Caso promovêssemos uma leitura isolada, seríamos forçados a admitir que estaríamos diante de uma imunidade geral nos casos ali previstos. Essa interpretação, porém, nos determinaria concluir que uma operação interna seria onerada pelo ICMS, enquanto uma interestadual seria desonerada.
Recordando as aulas de Matemática, não é difícil provar “por absurdo” que esta não é a leitura mais correta. Um paradigma que nos ilustra o absurdo dessa visão é a regra contida no artigo 152 da mesma Constituição, que veda a “diferença tributária entre bens e serviços, de qualquer natureza, em razão de sua procedência ou destino”.

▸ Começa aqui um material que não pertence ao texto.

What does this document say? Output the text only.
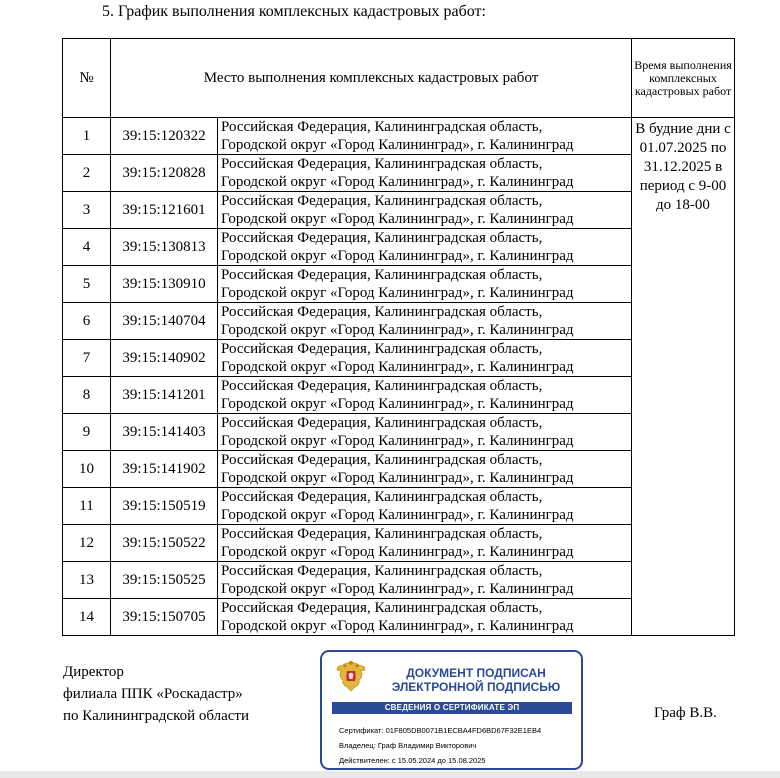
5. График выполнения комплексных кадастровых работ:
№	Место выполнения комплексных кадастровых работ		Время выполнения комплексных кадастровых работ
1	39:15:120322	Российская Федерация, Калининградская область,
Городской округ «Город Калининград», г. Калининград	В будние дни с 01.07.2025 по 31.12.2025 в период с 9-00 до 18-00
2	39:15:120828	Российская Федерация, Калининградская область,
Городской округ «Город Калининград», г. Калининград	

3	39:15:121601	Российская Федерация, Калининградская область,
Городской округ «Город Калининград», г. Калининград	

4	39:15:130813	Российская Федерация, Калининградская область,
Городской округ «Город Калининград», г. Калининград	

5	39:15:130910	Российская Федерация, Калининградская область,
Городской округ «Город Калининград», г. Калининград	

6	39:15:140704	Российская Федерация, Калининградская область,
Городской округ «Город Калининград», г. Калининград	

7	39:15:140902	Российская Федерация, Калининградская область,
Городской округ «Город Калининград», г. Калининград	

8	39:15:141201	Российская Федерация, Калининградская область,
Городской округ «Город Калининград», г. Калининград	

9	39:15:141403	Российская Федерация, Калининградская область,
Городской округ «Город Калининград», г. Калининград	

10	39:15:141902	Российская Федерация, Калининградская область,
Городской округ «Город Калининград», г. Калининград	

11	39:15:150519	Российская Федерация, Калининградская область,
Городской округ «Город Калининград», г. Калининград	

12	39:15:150522	Российская Федерация, Калининградская область,
Городской округ «Город Калининград», г. Калининград	

13	39:15:150525	Российская Федерация, Калининградская область,
Городской округ «Город Калининград», г. Калининград	

14	39:15:150705	Российская Федерация, Калининградская область,
Городской округ «Город Калининград», г. Калининград	
Директор
филиала ППК «Роскадастр»
по Калининградской области
ДОКУМЕНТ ПОДПИСАН
ЭЛЕКТРОННОЙ ПОДПИСЬЮ
СВЕДЕНИЯ О СЕРТИФИКАТЕ ЭП
Сертификат: 01F805DB0071B1ECBA4FD6BD67F32E1EB4
Владелец: Граф Владимир Викторович
Действителен: с 15.05.2024 до 15.08.2025
Граф В.В.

É claro que a própria Constituição pode trazer exceções a si mesma e a questão das alíquotas interestaduais de ICMS diferenciadas a depender de Unidades Federadas (UFs) de origem e destino é um exemplo rico e presente disso. Ocorre que, em nosso ver, diante da mesma hipótese material de incidência, obliterar a tributação em um caso (circulação para outra UF) e a onerar em outro (circulação para a mesma UF), com base apenas na simples diferença de UF de destino, violaria o conceito nuclear Federativo.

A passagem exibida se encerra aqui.